Buying a home is both exciting and stressful at the same time. Most people are aware that there are a bunch of “hidden” costs associated with purchasing a home, such as the closing costs, property taxes, and homeowner’s insurance. One potential expense no one thinks about or wants to think about is home repairs. Buying a home that needs a bunch of repairs is not fun, especially when you weren’t aware of all the problems, to begin with.
This is where a home inspection can come in handy. Many realtors advise their clients to purchase a home inspection before closing on the deal so they can be made aware of any significant issues. Too often, the clients ignore their directions and opt to save the money for other fees. But is it worth it?

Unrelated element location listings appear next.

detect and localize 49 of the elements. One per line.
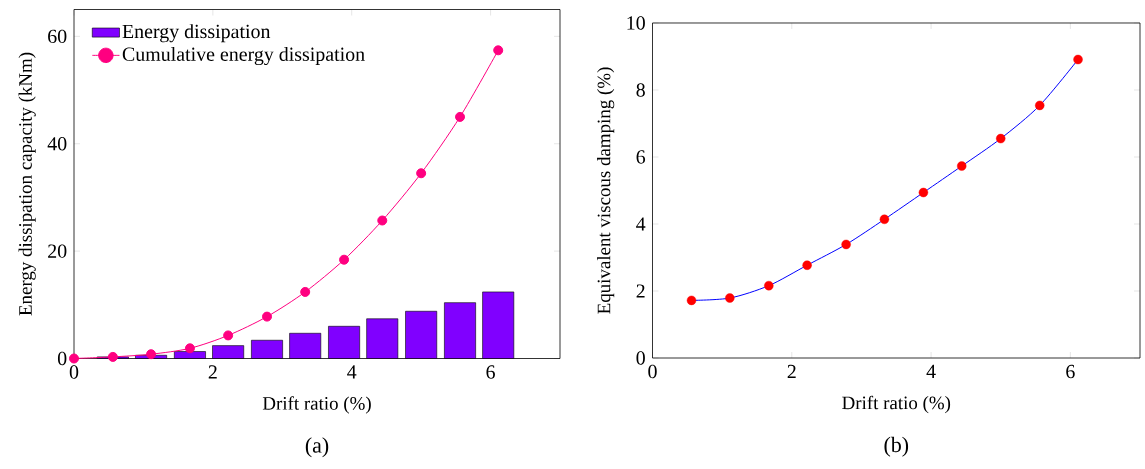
point <box>725 293 735 303</box>
y-tick-label: 6 <box>636 150 646 164</box>
point <box>1035 100 1045 111</box>
point <box>455 111 466 122</box>
point <box>493 45 504 56</box>
point <box>184 343 195 354</box>
x-axis-title: Drift ratio (%) <box>842 395 951 414</box>
x-tick-label: 2 <box>208 365 217 379</box>
x-tick-label: 0 <box>69 365 79 379</box>
point <box>686 295 697 306</box>
point <box>1073 54 1083 65</box>
y-tick-label: 10 <box>627 16 645 30</box>
y-tick-label: 4 <box>636 217 646 231</box>
y-axis-title: Equivalent viscous damping (%) <box>597 67 615 314</box>
point <box>146 349 157 360</box>
point <box>918 187 929 198</box>
y-axis-title: Energy dissipation capacity (kNm) <box>18 52 36 316</box>
point <box>957 161 967 171</box>
y-tick-label: 2 <box>636 284 645 298</box>
x-tick-label: 2 <box>787 364 796 379</box>
point <box>377 215 388 226</box>
point <box>879 214 890 225</box>
point <box>223 330 234 341</box>
text: (a) <box>305 437 329 458</box>
x-tick-label: 6 <box>1066 364 1075 379</box>
point <box>841 239 851 250</box>
point <box>69 353 79 364</box>
point <box>262 311 273 322</box>
point <box>300 286 311 297</box>
point <box>416 168 427 179</box>
point <box>764 280 774 291</box>
legend-label: Energy dissipation <box>122 24 271 43</box>
x-tick-label: 6 <box>486 365 495 379</box>
y-tick-label: 20 <box>48 244 67 258</box>
y-tick-label: 0 <box>57 351 67 366</box>
point <box>996 133 1006 144</box>
legend-label: Cumulative energy dissipation <box>122 46 365 66</box>
point <box>107 351 118 362</box>
point <box>339 254 350 265</box>
text: (b) <box>884 436 909 457</box>
x-tick-label: 4 <box>347 365 357 379</box>
y-tick-label: 40 <box>47 137 67 151</box>
x-axis-title: Drift ratio (%) <box>262 396 371 414</box>
y-tick-label: 8 <box>636 83 645 97</box>
y-tick-label: 60 <box>48 29 67 44</box>
x-tick-label: 4 <box>926 364 936 378</box>
x-tick-label: 0 <box>648 364 657 379</box>
point <box>802 260 812 270</box>
y-tick-label: 0 <box>636 351 645 365</box>
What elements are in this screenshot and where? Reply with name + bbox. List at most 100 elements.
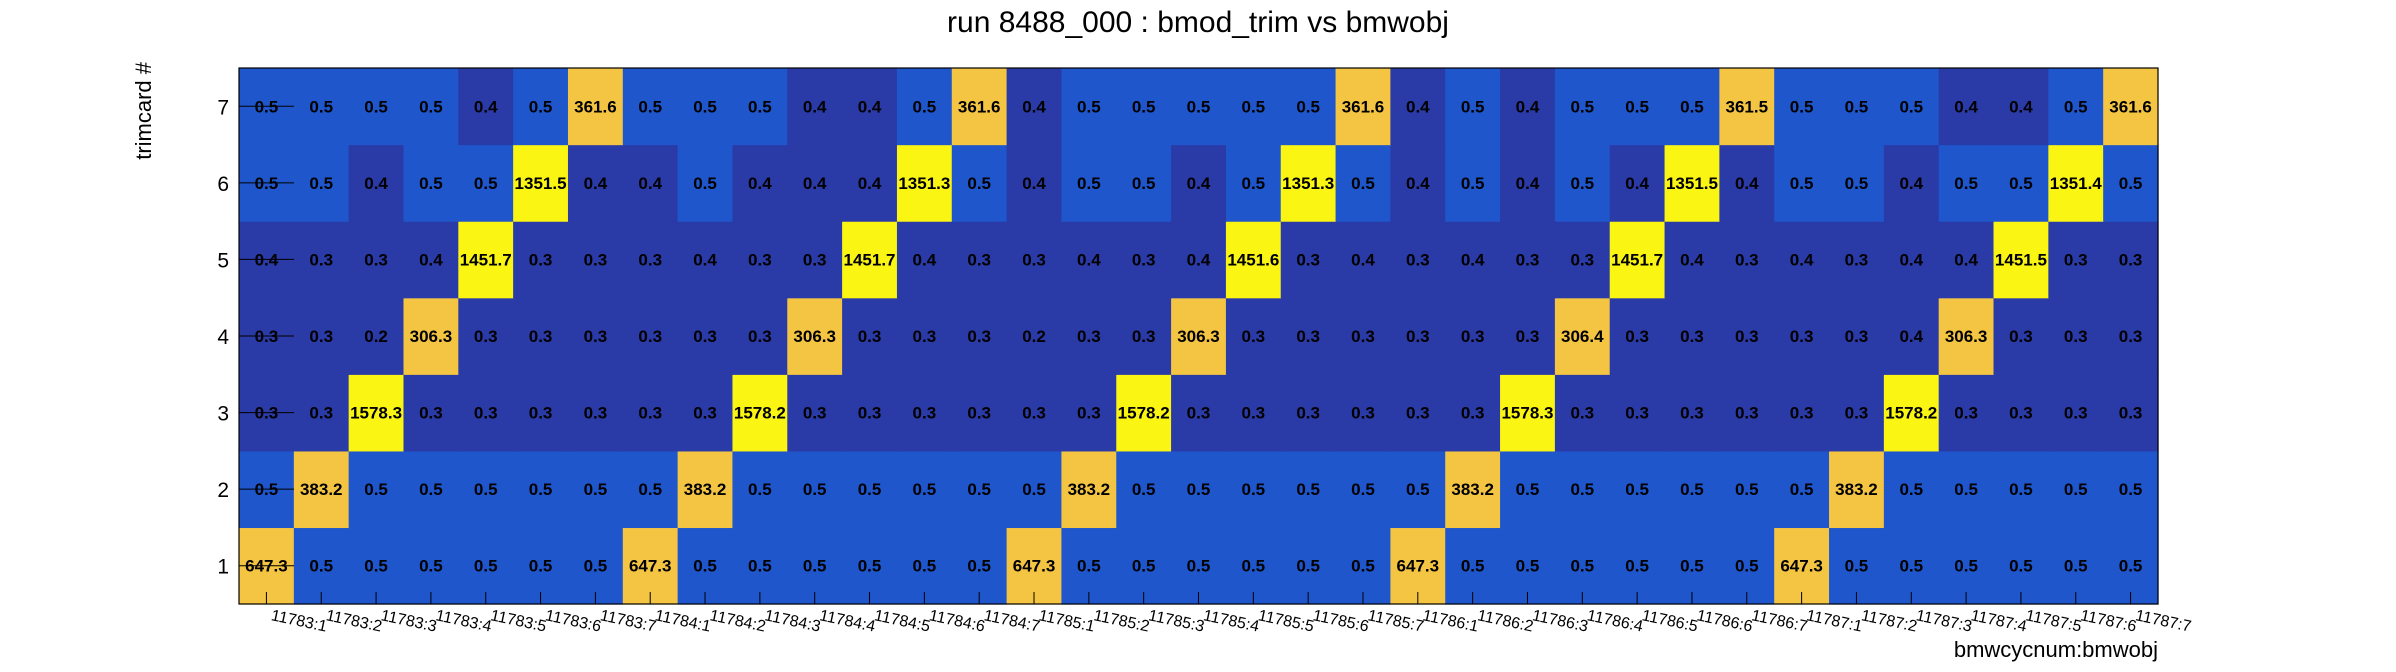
cell-value-label: 0.5 (529, 480, 553, 499)
cell-value-label: 0.5 (584, 557, 608, 576)
cell-value-label: 0.5 (1790, 97, 1814, 116)
heatmap-cell (403, 527, 459, 605)
cell-value-label: 0.3 (693, 327, 717, 346)
heatmap-cell (842, 221, 898, 299)
x-tick-label: 11786:7 (1750, 607, 1809, 635)
cell-value-label: 0.5 (638, 97, 662, 116)
heatmap-cell (732, 221, 788, 299)
cell-value-label: 0.4 (803, 174, 827, 193)
cell-value-label: 0.4 (1954, 250, 1978, 269)
heatmap-cell (1006, 374, 1063, 452)
heatmap-cell (2048, 144, 2104, 222)
heatmap-cell (1390, 297, 1446, 375)
cell-value-label: 0.4 (858, 174, 882, 193)
cell-value-label: 0.3 (2119, 404, 2143, 423)
heatmap-cell (1829, 374, 1885, 452)
x-tick-label: 11786:2 (1476, 607, 1535, 635)
heatmap-cell (1774, 527, 1830, 605)
heatmap-cell (1445, 144, 1501, 222)
cell-value-label: 1451.7 (1611, 250, 1663, 269)
heatmap-cell (951, 221, 1008, 299)
cell-value-label: 0.3 (967, 404, 991, 423)
heatmap-cell (1664, 297, 1720, 375)
cell-value-label: 0.2 (1022, 327, 1046, 346)
heatmap-cell (1280, 221, 1337, 299)
cell-value-label: 0.3 (1077, 404, 1101, 423)
heatmap-cell (951, 68, 1008, 146)
heatmap-cell (787, 68, 843, 146)
heatmap-cell (1445, 221, 1501, 299)
cell-value-label: 0.3 (1735, 327, 1759, 346)
heatmap-cell (1335, 450, 1391, 529)
cell-value-label: 383.2 (300, 480, 343, 499)
heatmap-cell (842, 297, 898, 375)
x-tick-label: 11784:6 (928, 607, 987, 635)
cell-value-label: 0.5 (693, 174, 717, 193)
heatmap-cell (348, 527, 405, 605)
cell-value-label: 0.5 (1351, 557, 1375, 576)
heatmap-cell (1554, 297, 1611, 375)
cell-value-label: 361.6 (574, 97, 617, 116)
cell-value-label: 0.5 (803, 557, 827, 576)
cell-value-label: 0.3 (309, 327, 333, 346)
x-tick-label: 11787:2 (1860, 607, 1919, 635)
heatmap-cell (1554, 450, 1611, 529)
heatmap-cell (1609, 144, 1666, 222)
y-axis: 1 2 3 4 5 6 7 (217, 96, 294, 579)
heatmap-cell-labels: 647.3 0.5 0.5 0.5 0.5 0.5 0.5 647.3 0.5 0.5 0.5 0.5… (245, 97, 2152, 575)
cell-value-label: 0.5 (913, 480, 937, 499)
cell-value-label: 0.3 (1406, 404, 1430, 423)
cell-value-label: 0.5 (1790, 480, 1814, 499)
heatmap-cell (677, 68, 734, 146)
heatmap-cell (1116, 221, 1172, 299)
cell-value-label: 0.3 (584, 327, 608, 346)
heatmap-cell (293, 297, 350, 375)
cell-value-label: 0.3 (1845, 404, 1869, 423)
cell-value-label: 0.5 (309, 174, 333, 193)
cell-value-label: 0.3 (1790, 404, 1814, 423)
heatmap-cell (2103, 297, 2159, 375)
heatmap-cell (1829, 527, 1885, 605)
cell-value-label: 0.3 (584, 404, 608, 423)
cell-value-label: 0.3 (1022, 250, 1046, 269)
cell-value-label: 306.4 (1561, 327, 1604, 346)
heatmap-cell (1938, 68, 1995, 146)
heatmap-cell (1938, 221, 1995, 299)
cell-value-label: 0.5 (1570, 174, 1594, 193)
cell-value-label: 0.4 (748, 174, 772, 193)
heatmap-cell (1116, 374, 1172, 452)
cell-value-label: 0.5 (1187, 557, 1211, 576)
cell-value-label: 647.3 (629, 557, 672, 576)
cell-value-label: 0.5 (1461, 97, 1485, 116)
heatmap-cell (403, 144, 459, 222)
heatmap-cell (567, 374, 624, 452)
heatmap-cell (1445, 297, 1501, 375)
heatmap-cell (2048, 374, 2104, 452)
heatmap-cell (787, 144, 843, 222)
heatmap-cell (1280, 527, 1337, 605)
cell-value-label: 0.3 (1296, 250, 1320, 269)
heatmap-cell (1500, 297, 1556, 375)
cell-value-label: 0.3 (913, 327, 937, 346)
heatmap-cell (1335, 297, 1391, 375)
heatmap-cell (1225, 374, 1282, 452)
heatmap-cell (513, 221, 569, 299)
cell-value-label: 0.5 (2119, 174, 2143, 193)
heatmap-cell (896, 68, 953, 146)
cell-value-label: 1578.2 (734, 404, 786, 423)
heatmap-cell (1829, 68, 1885, 146)
cell-value-label: 0.3 (419, 404, 443, 423)
cell-value-label: 0.5 (584, 480, 608, 499)
heatmap-cell (1500, 450, 1556, 529)
heatmap-cell (1061, 450, 1117, 529)
heatmap-cell (458, 450, 514, 529)
heatmap-cell (1993, 144, 2049, 222)
heatmap-cell (1225, 221, 1282, 299)
cell-value-label: 0.5 (1242, 174, 1266, 193)
cell-value-label: 0.5 (1735, 557, 1759, 576)
cell-value-label: 0.5 (419, 97, 443, 116)
cell-value-label: 0.5 (1954, 480, 1978, 499)
cell-value-label: 1451.5 (1995, 250, 2047, 269)
cell-value-label: 0.3 (1845, 327, 1869, 346)
heatmap-cell (1719, 144, 1775, 222)
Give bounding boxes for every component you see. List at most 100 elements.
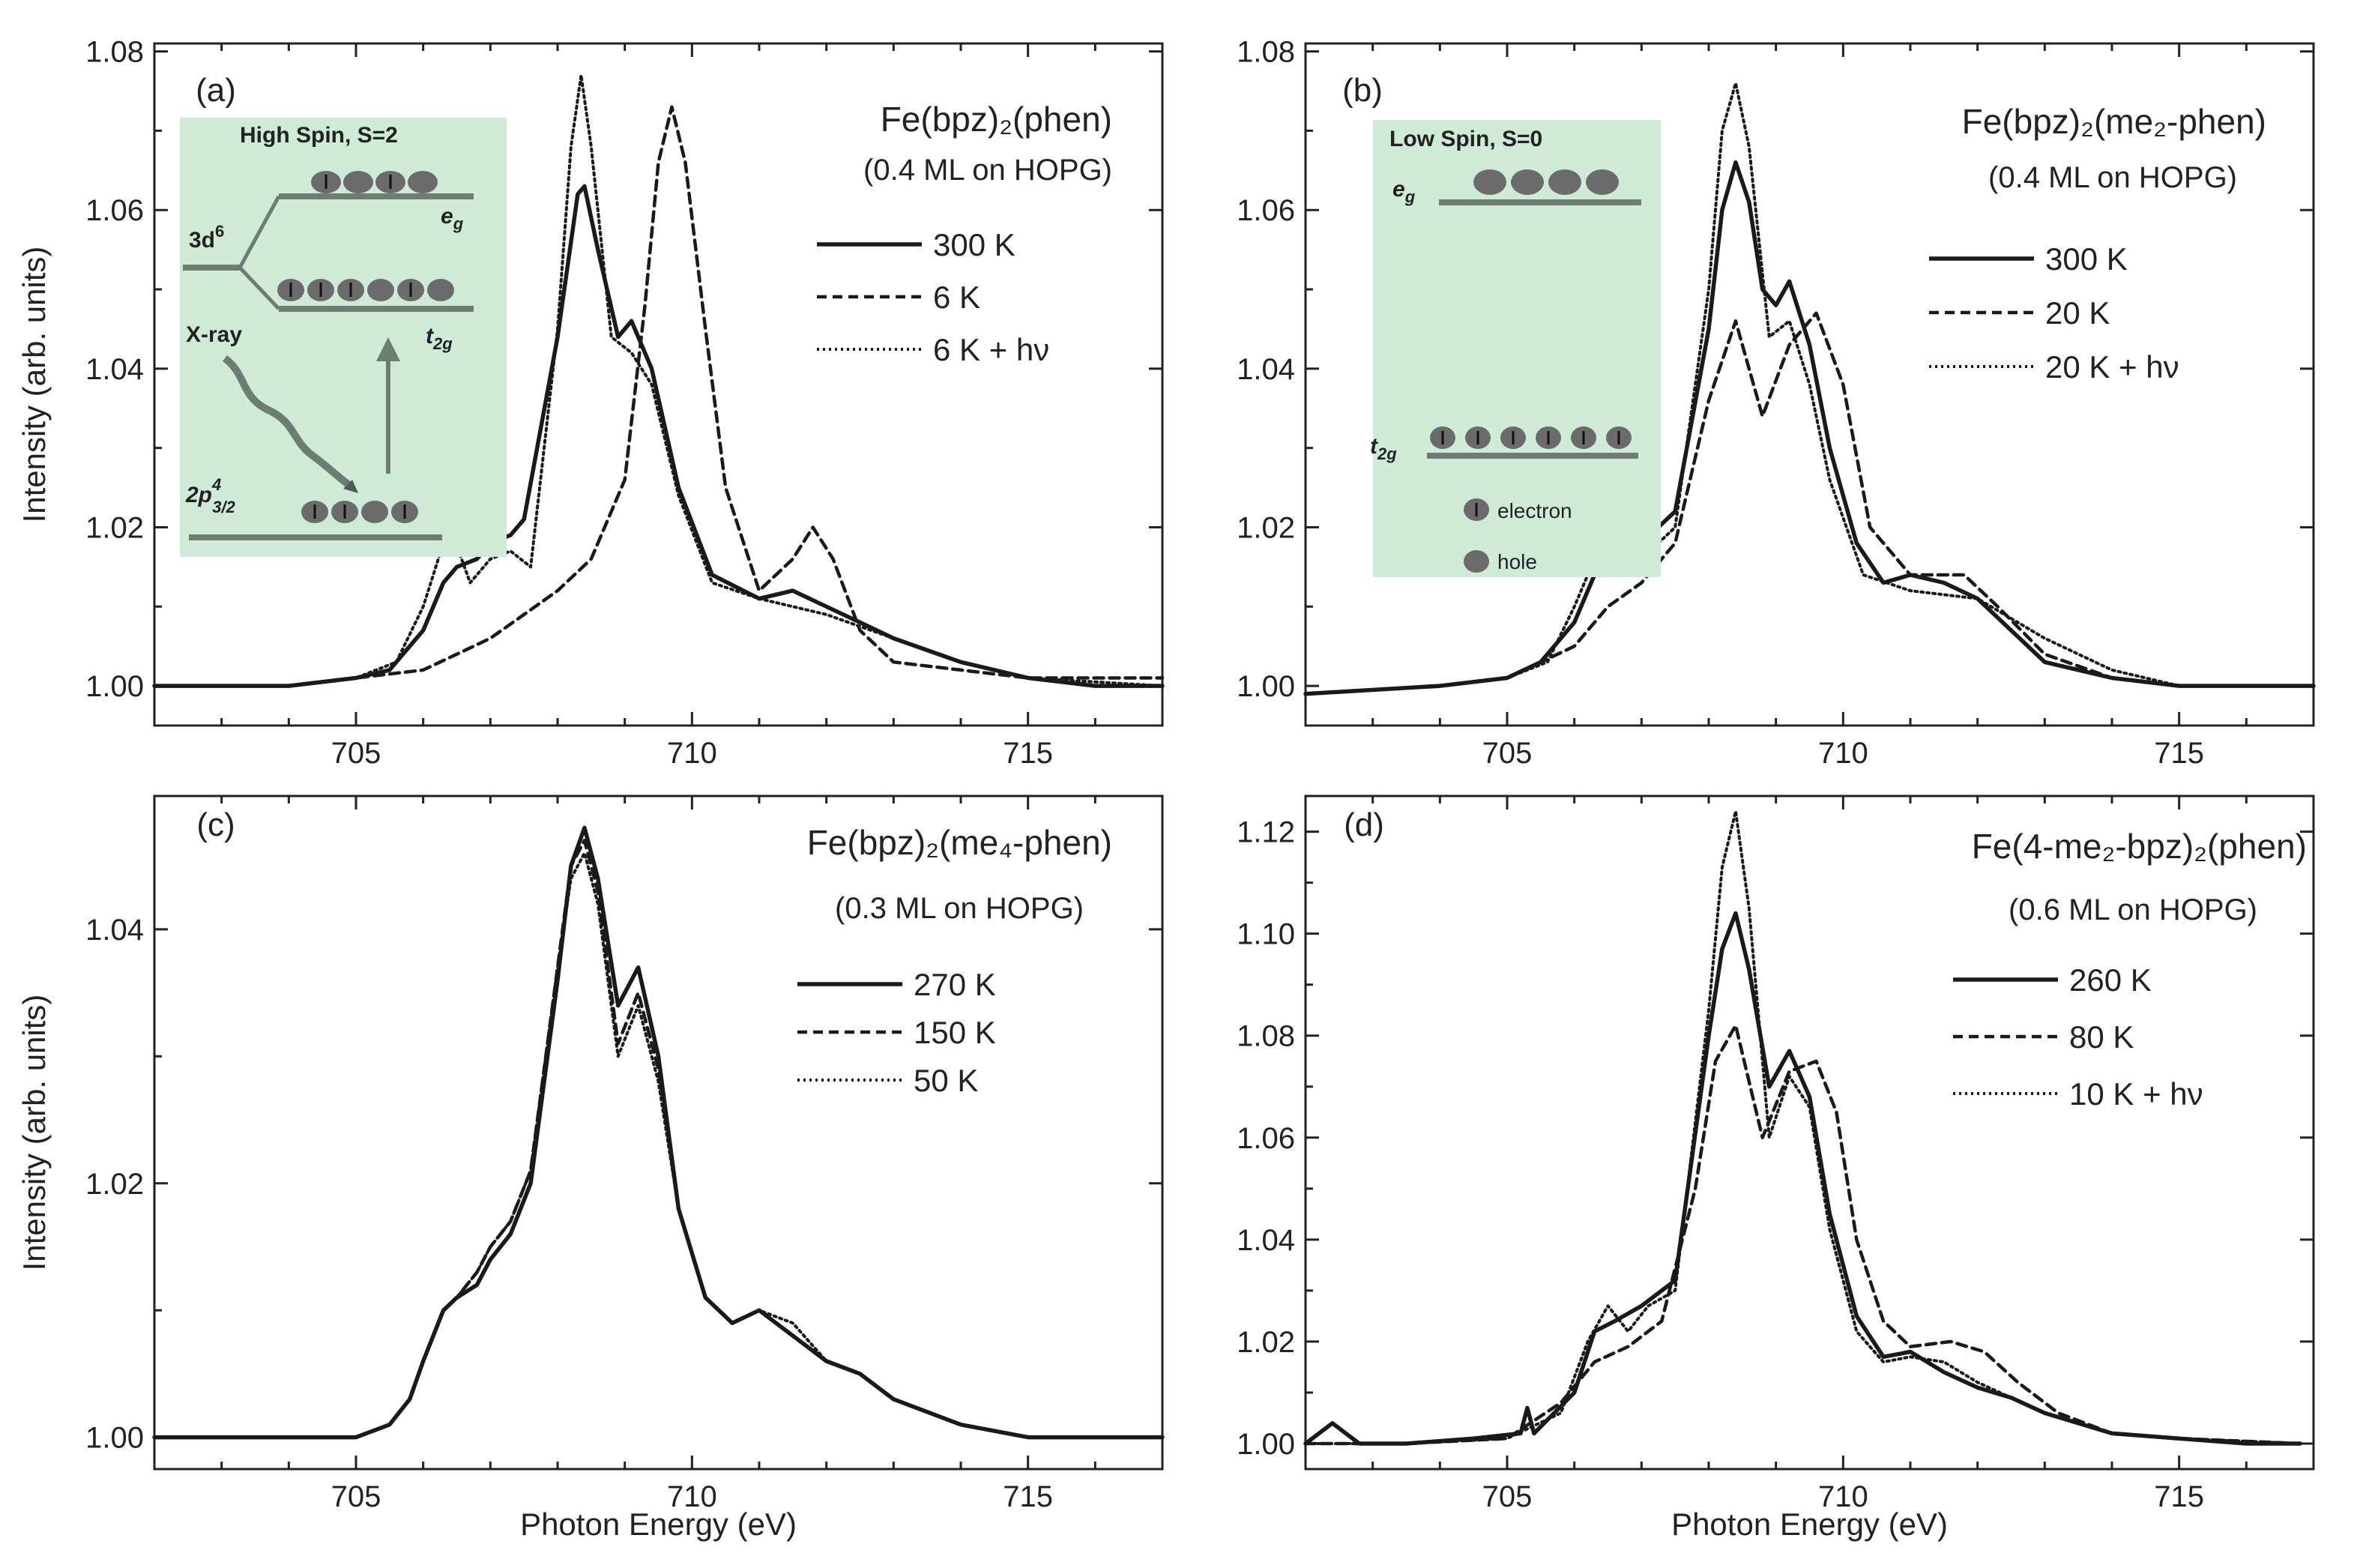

The average home inspection costs in 2020 range between $300 and $400, according to HomeAdvisor. For smaller homes and condos around 1000 square feet, the price will be a bit lower. And, for large houses over 2000 square feet, the price will be even higher. Most home inspectors will charge based on the square footage, but may take into consideration other factors as well:
- Their own personal qualifications and expertise
- Age of the home
- Focal points of the inspection, e.g., a major roofing problem
With home inspections, it is essential to remember that you get what you pay for. Home inspectors are not regulated by the U.S. Department of Housing (HUD), so it can be easy to get ripped off. A qualified house inspector may charge more than the average, but it will likely be more valuable to you to have his or her expertise. Make sure to pay special attention to a home inspector’s qualifications, experience, and marketing operations. For instance, if they are receiving a lot of word of mouth referrals, they may be doing something right.
Some inspection services are not included in all standard home inspections such as termite, septic, well, radon, asbestos, or mold testing. Costs for these additional services can be steep. Below are estimates for these other house inspection services.
- Radon: $150 - $800
- Termite: $100
- Septic: $300 - $600
- Well: $300 - $500
- Asbestos: $200 - $800
- Mold: $300 - $600
- Lead: $300
Many home inspectors, however, will still offer them as services on top of their standard home inspection cost. They may even bundle them together and save you money compared to purchasing the tests alone.
Most home inspections will take between 2 and 3 hours, depending on the size, age, and overall condition of the house. During the inspection, the inspector will review the condition of the entire house, unless otherwise specified. They will report back on the quality of each aspect of the home and, if any problems exist, will suggest methods for repair and potential costs associated with that.
A thorough inspection will cover the following:
- Roof and attic inspection
- Other Water leaks
- Electrical system
- Heating and cooling systems
- Walls, ceilings, and floors
- Windows and doors
- Structure and foundation
The cost to purchase and close on a house can be expensive without the additional costs of a home inspection. But this is even more of a reason why you should get a home inspection instead of trying to save. You and your agent will likely not be able to identify all the significant problems with a house. Sure, you may be able to detect problems with leaky faucets, damaged windows, or chipped paint. But can you discover if there is a major electrical problem? A severely damaged roof? Poor plumbing?
These are problems that, if left unrepaired, can end up costing you significantly more than the home inspection itself. This makes purchasing a home inspection essential to protecting your investment and your family.
For instance, if you choose not to get a home inspection and some of the additional services, you might save $1000 in the short term. Then, after a year, the following problems (and costs) present themselves:
- An outdated electrical system that costs $10,000 to get up to code
- A broken furnace that costs $6000 to replace
- A warped and cracked floor that costs $2000 to repair
You now have an additional cost of $18,000 added to your investment! All of this could have been avoided if you had simply paid for the home inspection upfront.
If protecting your family and the most substantial investment of your life is not reason enough to purchase a home inspection before buying, here are a few more:
- Negotiation tool - If some problems are revealed, even those with cheap and quick solutions, you can use that as a negotiation tool. You may be able to lower the price or get the seller to pay for the repairs before you move in.
- Back out option - if you are not 100% sold on the house, a home inspection can be a make or break for the deal. If the house inspection reveals problems, then you can easily back out without any complications.
- Forecast future costs - If major problems are revealed, but you are still interested in the house, a home inspection will help you accurately forecast what future expenses you will have on top of the final sales price.
The additional inspection services can get expensive really quickly. Although not each of them is needed, you might consider some of them. For instance, if you are purchasing a home built prior to 1978, you may have lead in the paint or the pipes. Asbestos was used in homes up to 1989, and mold or radon testing can be helpful since they can be extremely damaging if left untreated.
When considering the costs for a home inspection and related services, it is important to remember that it is merely a way to protect your investment. The inspection can save you from purchasing a major fixer-upper or make you aware of future costs. And, if the home inspection reveals no problem, then you can rest assured that your family and your investment will be protected.